Thirty years have flashed by in a week. Thirty years framed by two great epiphanies. Between the howling baby adored by shepherds and scientists and the silent figure coming to John at the Jordan—between them there is a lifetime of mystery. Somehow that helpless, demanding, fragile, noisy, tiny baby becomes a kid under his mother’s feet, becomes an adolescent under his own, finds friends and loses some, learns life and discovers death, earns a living, negotiates respect, plays and prays and laughs and cries, falls in love, drinks and dances, gets lost, gets hurt, watches things grow, stands by helpless as others wither, smells the bread baked, sees the vine ripen, hears the desert wind of his people, tastes the bitter tang of illness, feels the lash of Roman tongues (and worse), buries a father, worries over a mother, looks up in awe at starry skies, gazes in shame at poverty and neglect and … wonders why he can’t settle, why—happy as he is—he is restless.
Wonders why the words of Isaiah echo inside him the way they do, like his own words, “To open the eyes of the blind, to bring out prisoners from confinement, and from the dungeon, those who live in darkness.” O God, if not now, when? If not us, who? “I Adonai have called you for the victory of justice, I have grasped you by the hand. I have formed you, and set you as a covenant for the nations.” Burning words, aching hopes. “How much longer must we wait Adonai before you show your glory?
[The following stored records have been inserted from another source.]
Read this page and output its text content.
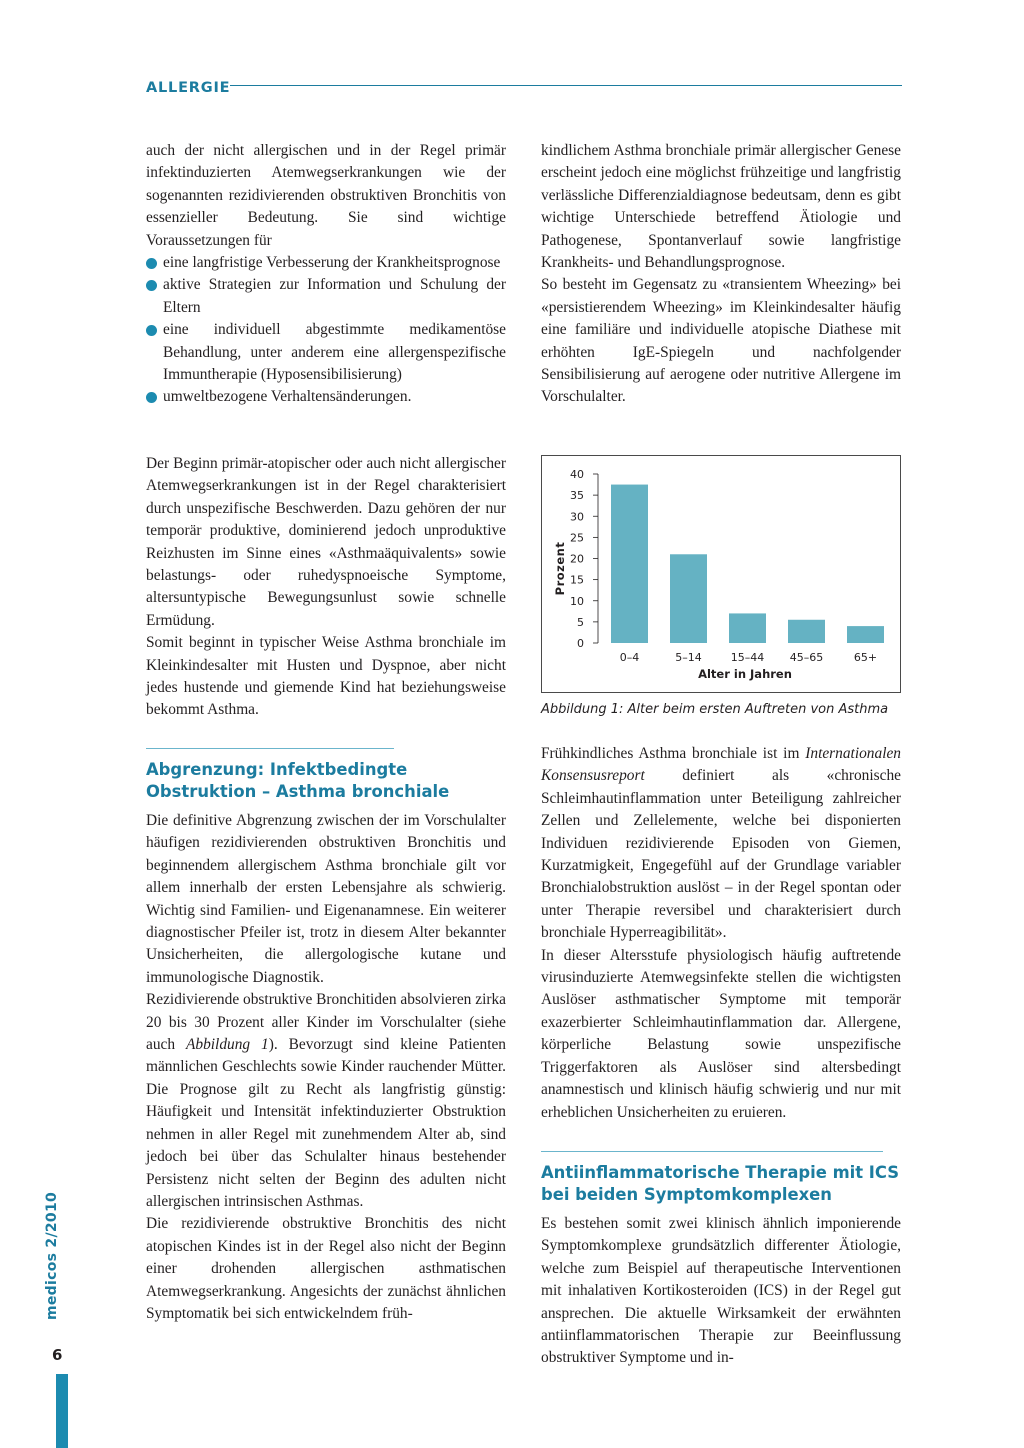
ALLERGIE

auch der nicht allergischen und in der Regel primär infektinduzierten Atemwegserkrankungen wie der sogenannten rezidivierenden obstruktiven Bronchitis von essenzieller Bedeutung. Sie sind wichtige Voraussetzungen für

eine langfristige Verbesserung der Krankheitsprognose
aktive Strategien zur Information und Schulung der Eltern
eine individuell abgestimmte medikamentöse Behandlung, unter anderem eine allergenspezifische Immuntherapie (Hyposensibilisierung)
umweltbezogene Verhaltensänderungen.

Der Beginn primär-atopischer oder auch nicht allergischer Atemwegserkrankungen ist in der Regel charakterisiert durch unspezifische Beschwerden. Dazu gehören der nur temporär produktive, dominierend jedoch unproduktive Reizhusten im Sinne eines «Asthmaäquivalents» sowie belastungs- oder ruhedyspnoeische Symptome, altersuntypische Bewegungsunlust sowie schnelle Ermüdung.

Somit beginnt in typischer Weise Asthma bronchiale im Kleinkindesalter mit Husten und Dyspnoe, aber nicht jedes hustende und giemende Kind hat beziehungsweise bekommt Asthma.

Abgrenzung: Infektbedingte
Obstruktion – Asthma bronchiale

Die definitive Abgrenzung zwischen der im Vorschulalter häufigen rezidivierenden obstruktiven Bronchitis und beginnendem allergischem Asthma bronchiale gilt vor allem innerhalb der ersten Lebensjahre als schwierig. Wichtig sind Familien- und Eigenanamnese. Ein weiterer diagnostischer Pfeiler ist, trotz in diesem Alter bekannter Unsicherheiten, die allergologische kutane und immunologische Diagnostik.

Rezidivierende obstruktive Bronchitiden absolvieren zirka 20 bis 30 Prozent aller Kinder im Vorschulalter (siehe auch Abbildung 1). Bevorzugt sind kleine Patienten männlichen Geschlechts sowie Kinder rauchender Mütter. Die Prognose gilt zu Recht als langfristig günstig: Häufigkeit und Intensität infektinduzierter Obstruktion nehmen in aller Regel mit zunehmendem Alter ab, sind jedoch bei über das Schulalter hinaus bestehender Persistenz nicht selten der Beginn des adulten nicht allergischen intrinsischen Asthmas.

Die rezidivierende obstruktive Bronchitis des nicht atopischen Kindes ist in der Regel also nicht der Beginn einer drohenden allergischen asthmatischen Atemwegserkrankung. Angesichts der zunächst ähnlichen Symptomatik bei sich entwickelndem früh-

kindlichem Asthma bronchiale primär allergischer Genese erscheint jedoch eine möglichst frühzeitige und langfristig verlässliche Differenzialdiagnose bedeutsam, denn es gibt wichtige Unterschiede betreffend Ätiologie und Pathogenese, Spontanverlauf sowie langfristige Krankheits- und Behandlungsprognose.

So besteht im Gegensatz zu «transientem Wheezing» bei «persistierendem Wheezing» im Kleinkindesalter häufig eine familiäre und individuelle atopische Diathese mit erhöhten IgE-Spiegeln und nachfolgender Sensibilisierung auf aerogene oder nutritive Allergene im Vorschulalter.

0
5
10
15
20
25
30
35
40
0–4	5–14	15–44 45–65	65+
Alter in Jahren
Prozent
Abbildung 1: Alter beim ersten Auftreten von Asthma

Frühkindliches Asthma bronchiale ist im Internationalen Konsensusreport definiert als «chronische Schleimhautinflammation unter Beteiligung zahlreicher Zellen und Zellelemente, welche bei disponierten Individuen rezidivierende Episoden von Giemen, Kurzatmigkeit, Engegefühl auf der Grundlage variabler Bronchialobstruktion auslöst – in der Regel spontan oder unter Therapie reversibel und charakterisiert durch bronchiale Hyperreagibilität».

In dieser Altersstufe physiologisch häufig auftretende virusinduzierte Atemwegsinfekte stellen die wichtigsten Auslöser asthmatischer Symptome mit temporär exazerbierter Schleimhautinflammation dar. Allergene, körperliche Belastung sowie unspezifische Triggerfaktoren als Auslöser sind altersbedingt anamnestisch und klinisch häufig schwierig und nur mit erheblichen Unsicherheiten zu eruieren.

Antiinflammatorische Therapie mit ICS
bei beiden Symptomkomplexen

Es bestehen somit zwei klinisch ähnlich imponierende Symptomkomplexe grundsätzlich differenter Ätiologie, welche zum Beispiel auf therapeutische Interventionen mit inhalativen Kortikosteroiden (ICS) in der Regel gut ansprechen. Die aktuelle Wirksamkeit der erwähnten antiinflammatorischen Therapie zur Beeinflussung obstruktiver Symptome und in-

medicos 2/2010
6
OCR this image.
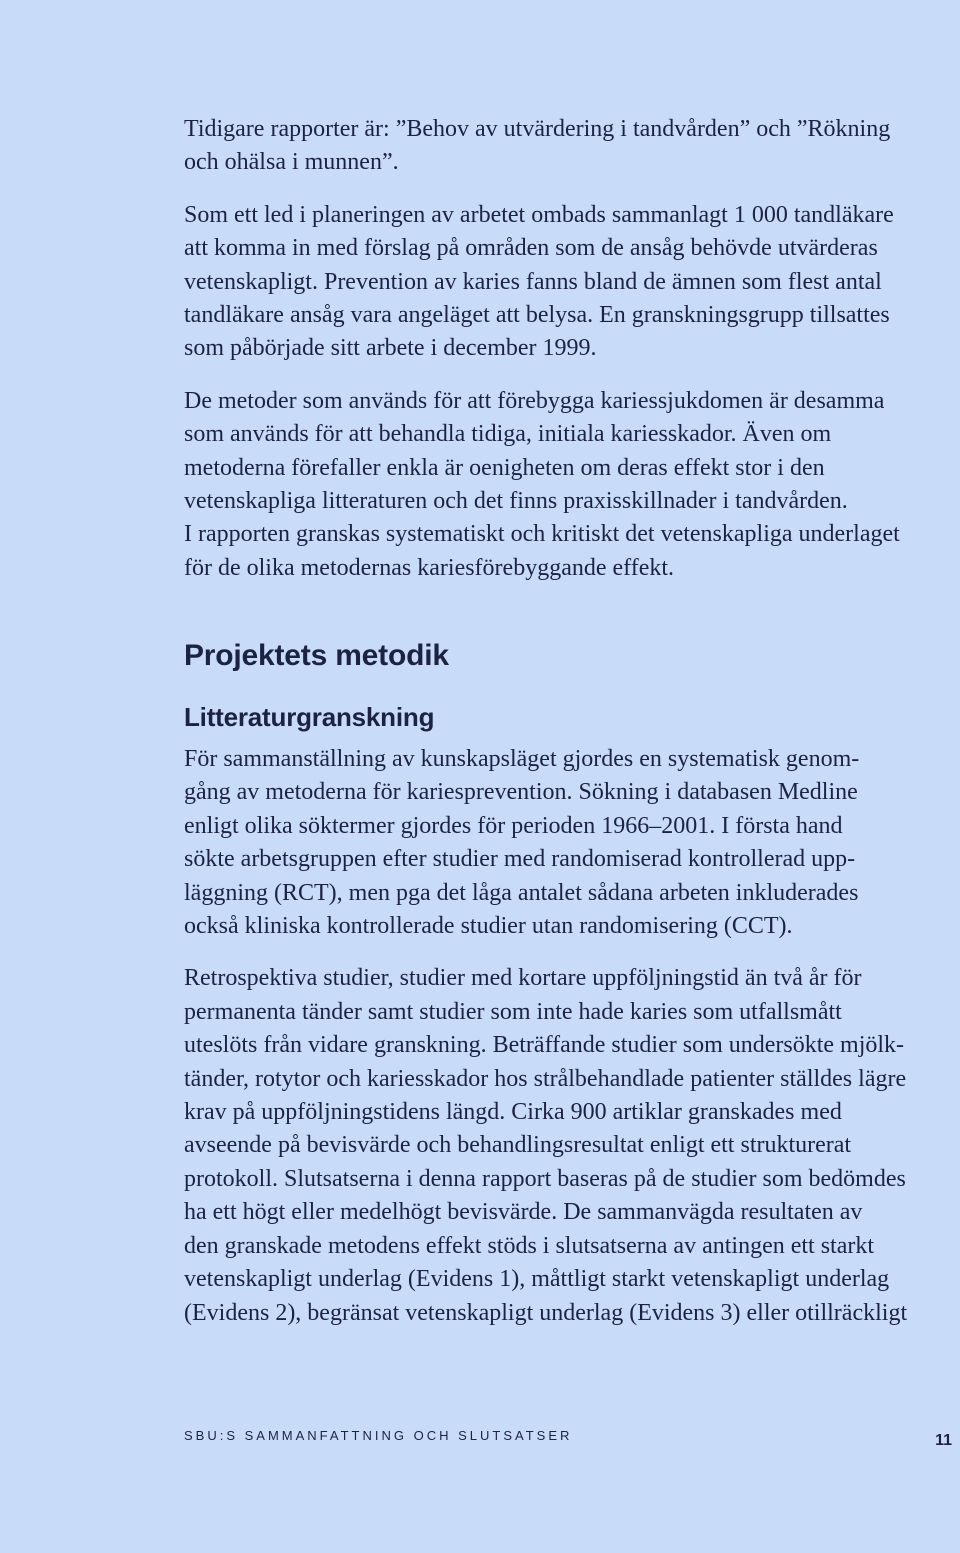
Tidigare rapporter är: ”Behov av utvärdering i tandvården” och ”Rökning
och ohälsa i munnen”.

Som ett led i planeringen av arbetet ombads sammanlagt 1 000 tandläkare
att komma in med förslag på områden som de ansåg behövde utvärderas
vetenskapligt. Prevention av karies fanns bland de ämnen som flest antal
tandläkare ansåg vara angeläget att belysa. En granskningsgrupp tillsattes
som påbörjade sitt arbete i december 1999.

De metoder som används för att förebygga kariessjukdomen är desamma
som används för att behandla tidiga, initiala kariesskador. Även om
metoderna förefaller enkla är oenigheten om deras effekt stor i den
vetenskapliga litteraturen och det finns praxisskillnader i tandvården.
I rapporten granskas systematiskt och kritiskt det vetenskapliga underlaget
för de olika metodernas kariesförebyggande effekt.

Projektets metodik
Litteraturgranskning

För sammanställning av kunskapsläget gjordes en systematisk genom-
gång av metoderna för kariesprevention. Sökning i databasen Medline
enligt olika söktermer gjordes för perioden 1966–2001. I första hand
sökte arbetsgruppen efter studier med randomiserad kontrollerad upp-
läggning (RCT), men pga det låga antalet sådana arbeten inkluderades
också kliniska kontrollerade studier utan randomisering (CCT).

Retrospektiva studier, studier med kortare uppföljningstid än två år för
permanenta tänder samt studier som inte hade karies som utfallsmått
uteslöts från vidare granskning. Beträffande studier som undersökte mjölk-
tänder, rotytor och kariesskador hos strålbehandlade patienter ställdes lägre
krav på uppföljningstidens längd. Cirka 900 artiklar granskades med
avseende på bevisvärde och behandlingsresultat enligt ett strukturerat
protokoll. Slutsatserna i denna rapport baseras på de studier som bedömdes
ha ett högt eller medelhögt bevisvärde. De sammanvägda resultaten av
den granskade metodens effekt stöds i slutsatserna av antingen ett starkt
vetenskapligt underlag (Evidens 1), måttligt starkt vetenskapligt underlag
(Evidens 2), begränsat vetenskapligt underlag (Evidens 3) eller otillräckligt

SBU:S SAMMANFATTNING OCH SLUTSATSER	11
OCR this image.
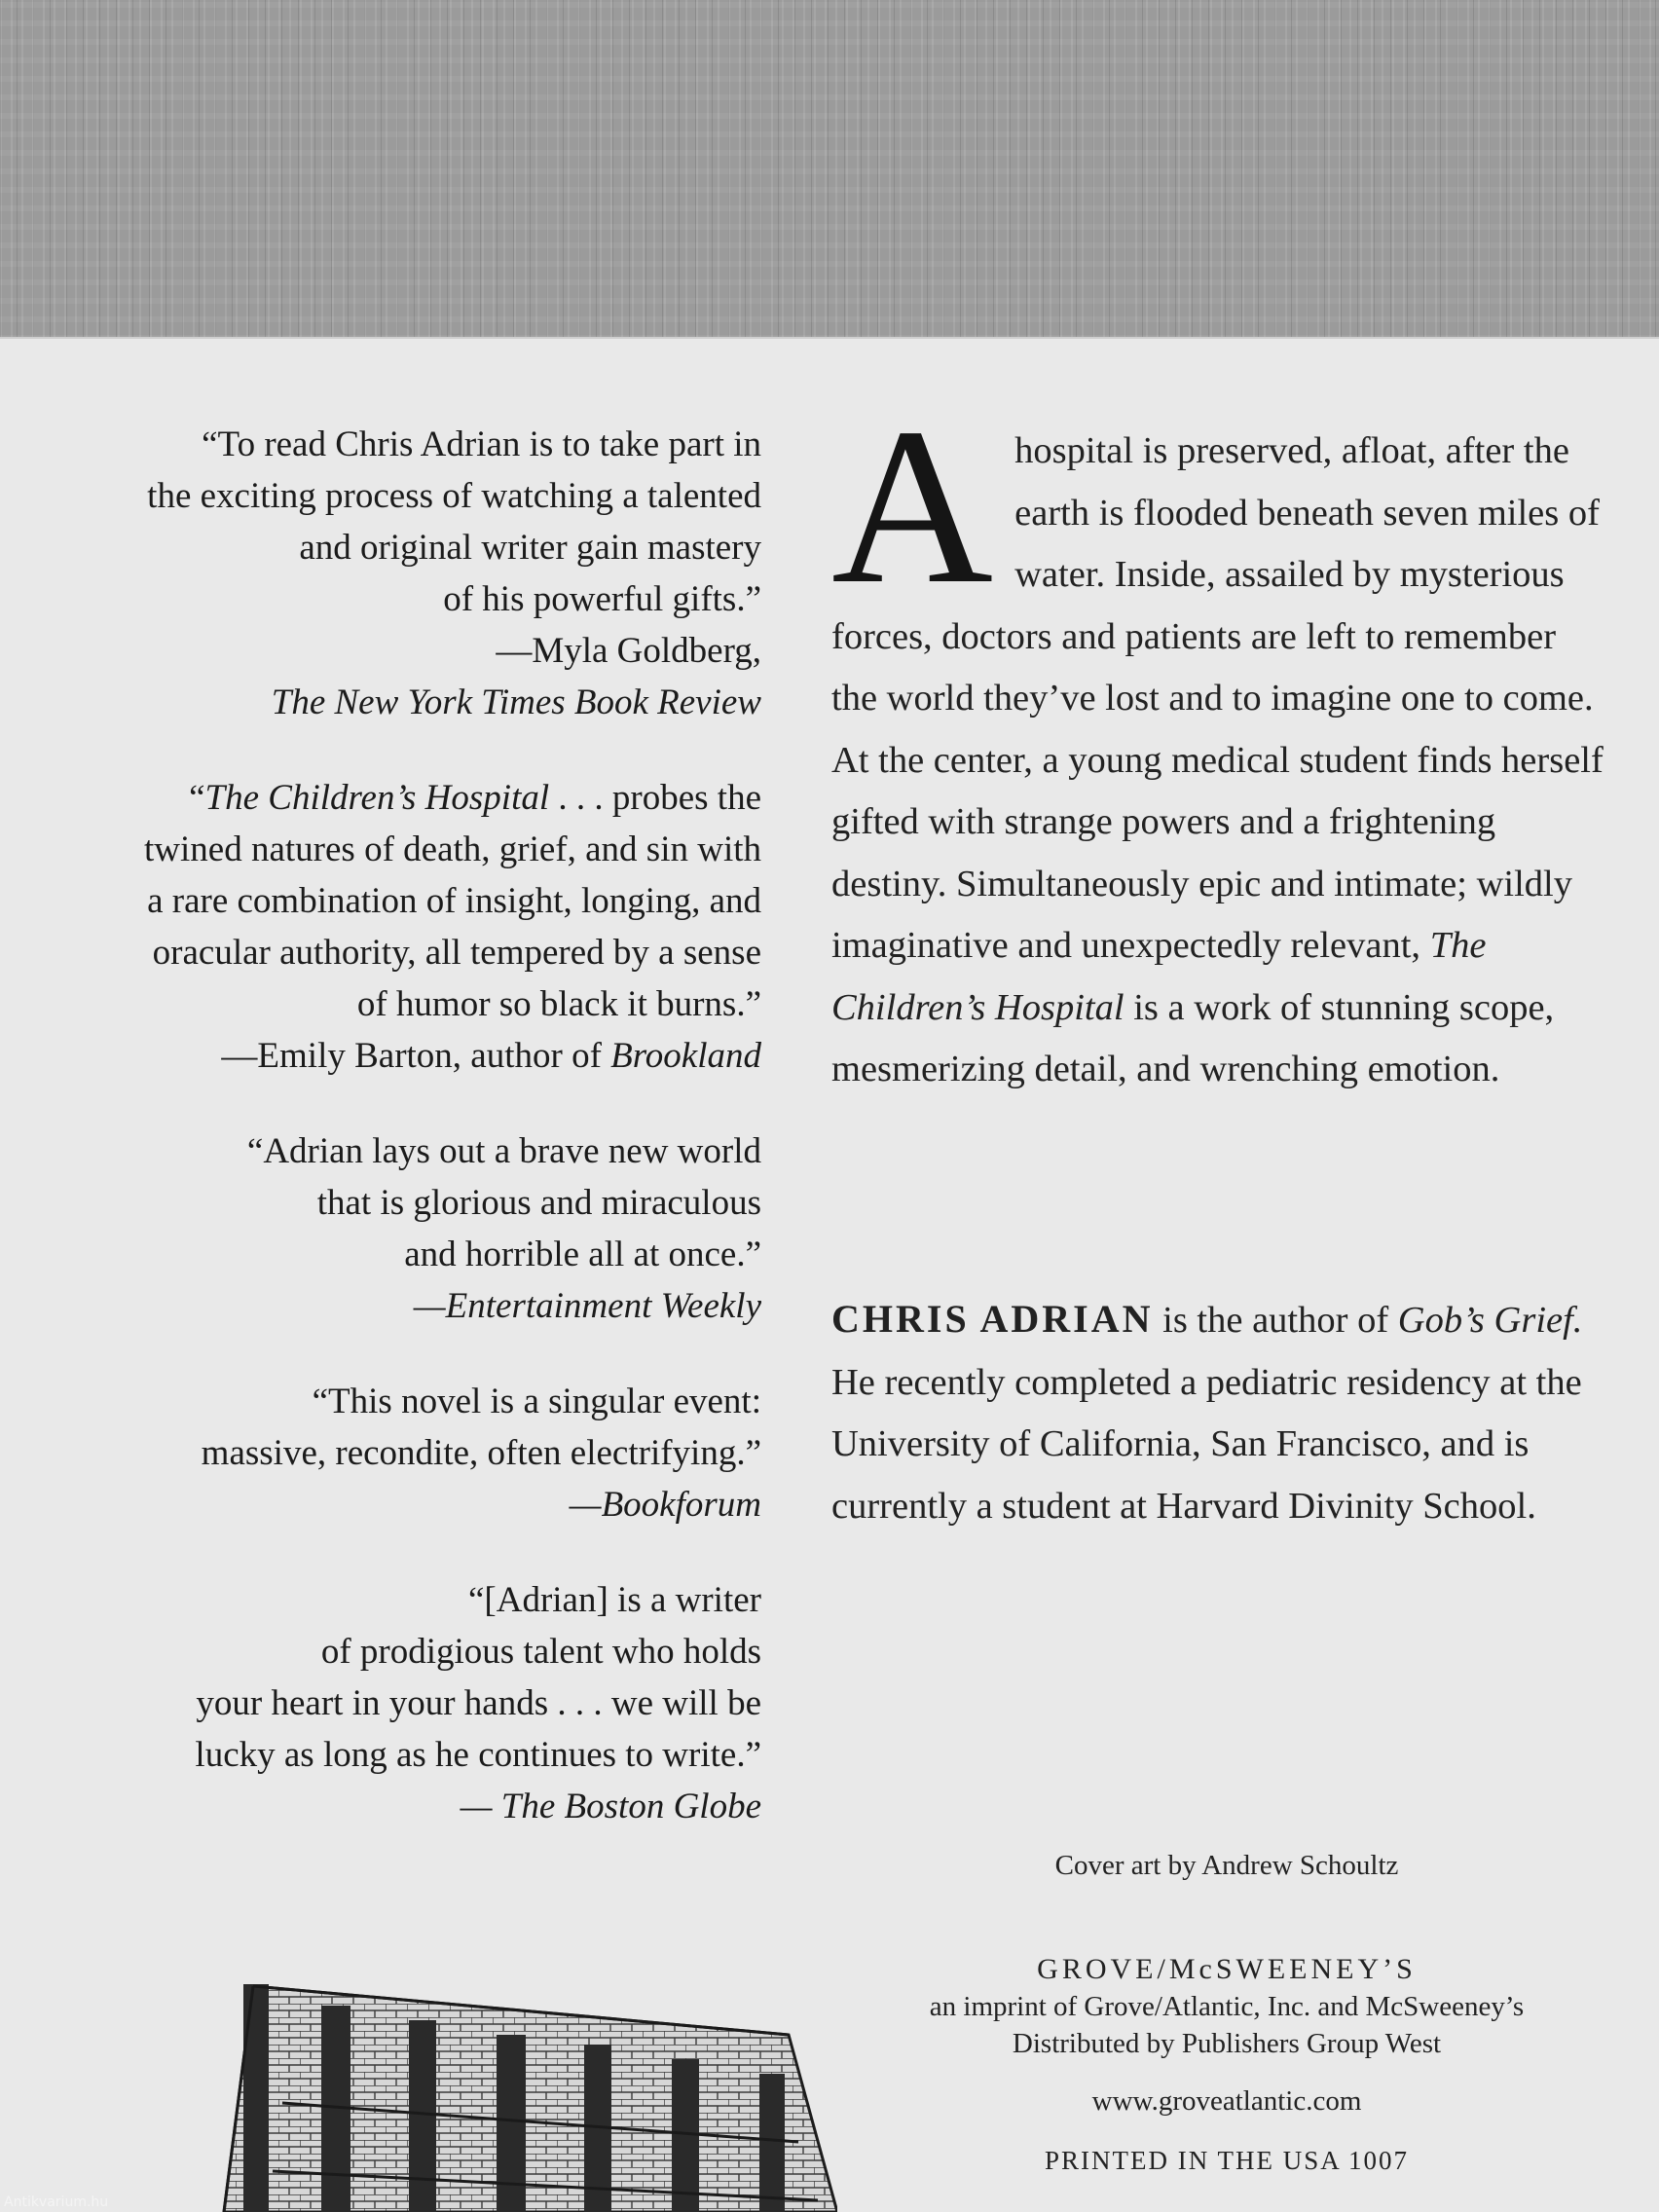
“To read Chris Adrian is to take part in

the exciting process of watching a talented

and original writer gain mastery

of his powerful gifts.”

—Myla Goldberg,

The New York Times Book Review

“The Children’s Hospital . . . probes the

twined natures of death, grief, and sin with

a rare combination of insight, longing, and

oracular authority, all tempered by a sense

of humor so black it burns.”

—Emily Barton, author of Brookland

“Adrian lays out a brave new world

that is glorious and miraculous

and horrible all at once.”

—Entertainment Weekly

“This novel is a singular event:

massive, recondite, often electrifying.”

—Bookforum

“[Adrian] is a writer

of prodigious talent who holds

your heart in your hands . . . we will be

lucky as long as he continues to write.”

— The Boston Globe

A hospital is preserved, afloat, after the earth is flooded beneath seven miles of water. Inside, assailed by mysterious forces, doctors and patients are left to remember the world they’ve lost and to imagine one to come. At the center, a young medical student finds herself gifted with strange powers and a frightening destiny. Simultaneously epic and intimate; wildly imaginative and unexpectedly relevant, The Children’s Hospital is a work of stunning scope, mesmerizing detail, and wrenching emotion.

CHRIS ADRIAN is the author of Gob’s Grief. He recently completed a pediatric residency at the University of California, San Francisco, and is currently a student at Harvard Divinity School.

Cover art by Andrew Schoultz
GROVE/McSWEENEY’S
an imprint of Grove/Atlantic, Inc. and McSweeney’s
Distributed by Publishers Group West
www.groveatlantic.com
PRINTED IN THE USA 1007
Antikvarium.hu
Will you not rend the skies in two and show yourself as of old?” If not now, when? If not me, who?
Thirty years. Thirty ordinary, hidden years. About to end.
We’ll never know what finally moves him to get up and leave Nazareth one morning and walk all this way to be standing alone before John—waist deep in water. Some call—told in Torah, whispered in his heart, encountered in community—something gets him here. Something draws him to this preposterous prophet. Something that can no longer be ignored. Something no longer private. Something demanding a public action.
So he hands himself over, to God, to John, to the waters of the Jordan. “Let it be to me as you have said.” And he holds his breath.
Something dies here and something is born. Everything begins here.
When he rises from the water and gasps back his life everything is changed. The sky has been torn in two and suddenly the Spirit is upon him in epiphany after epiphany. Isaiah’s words are ringing all around him. “You are my child, my beloved, my cherished one.” And he knows something. He is, for a moment, settled. For an instant, the restlessness is gone and all makes sense. For a moment. And no one notices as the spirit drives him dripping into the desert to make him restless once again. Restless and hungry and wanting only one thing: epiphany—that the people who dwell in darkness might see a great light.
For ourselves it has been a week of epiphanies. A week to grieve and a week to be proud. Something has ended and something has begun. We saw our strength this week as a community and we did Jim proud as we sent him on his way. He worked so hard to make us a community. He worked so hard to get us to live out our own baptismal ministry. Jim’s passing marks a beginning we have already made, here, together. Three unlikely communities, one in baptism, becoming one in service. We are Jim’s legacy. Something has ended but something has begun. Something that calls to us, something we can only begin to recognise, something unfinished, something new. Something we need to pause and dwell upon and let the spirit shape among us. Because this is a moment of epiphany, this is a moment of passage. If not now, when? If not us, who?